The process of cheesemaking is a science, but the business of cheesemaking is fortune telling. In a typical year, calculating how much milk you’ll need in May for cheeses you’ll sell in December isn’t all that complicated. You look at your numbers from years past and fluff them a bit to factor in your growth. For obvious reasons, this math was made nearly impossible in 2020; our crystal balls were fogged. In an attempt to be optimistic, I looked at the cheeses. Time had become elastic during the lockdown, but the mold on the Bufarolos showed up right on cue. Again, the cheese was indifferent to my needs, and for reasons beyond me I found this extremely comforting. I had found a constant in a period referred to as “strange” and “uncertain.” I wagered that whatever cheese we had to sell would be sold one way or another, so we sent in our purchase orders. We were also launching even more new cheeses, some of our best yet, each one ushering in a new wave of excitement and optimism.

The decision to close last spring did not come lightly. We agonized for months over alternative options, but nothing felt tenable in a way that would do the company justice and leave our love for one another intact. We had survived the darkest days of the pandemic, but it felt like we had run a marathon and were told that we had to keep running.

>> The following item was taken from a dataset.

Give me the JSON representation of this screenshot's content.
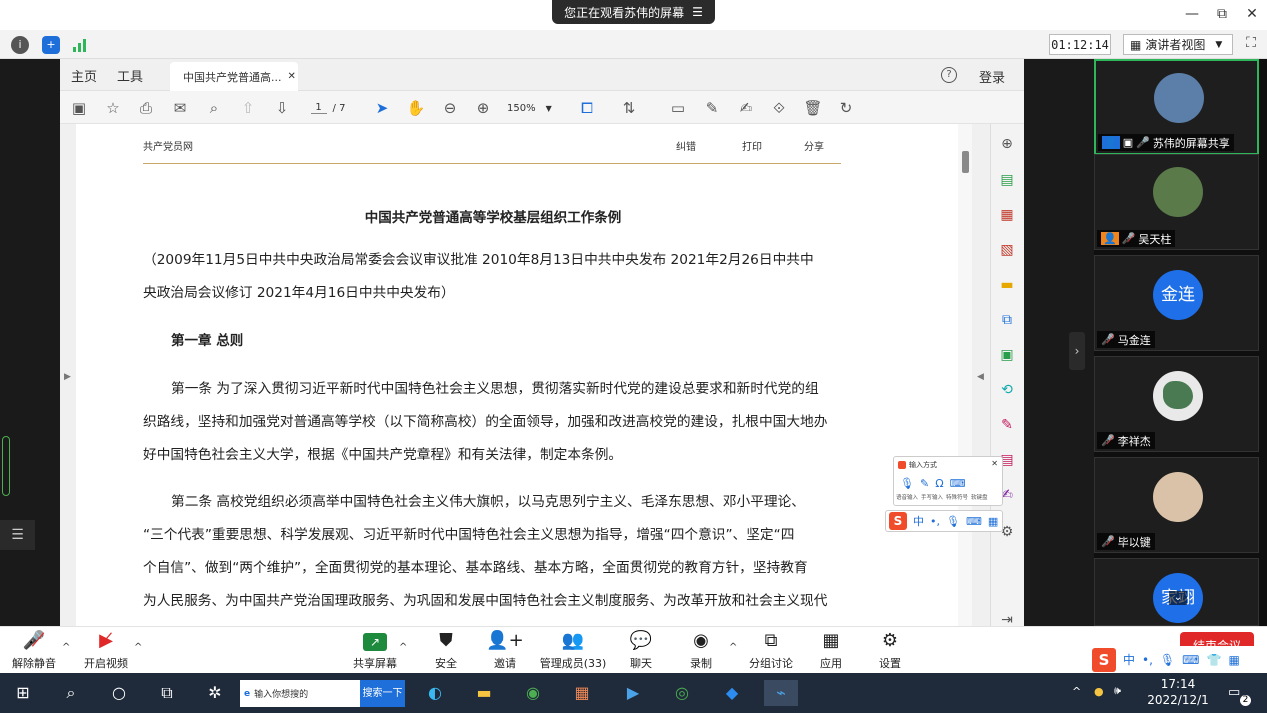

I can’t speak for anyone else’s reasoning, but I had gone through enough breakups to know when it was time to call it.

When I set out to write this essay, I wanted to write about love, and all that comes with it—passion, yearning, heartbreak, and change. I also wanted to talk about cheese, and the life I built around it. I hoped that in the process of writing, I would be able to make sense of all three. After Crown Finish Caves closed, I had to decide where I would work next. Since my profession is my passion, it was a matter of the heart, which led me to myself, the hopeless romantic that I am.

Caroline Hesse

Caroline Hesse is the proprietor of the New York City–based wholesale cheese distribution company, C. Hesse Cheese, and the former director of sales at Crown Finish Caves in Brooklyn. C. Hesse Cheese seeks to act as a bridge between dairy farmers, cheesemakers, and their end customers, helping each one to tell their story and share their points of view.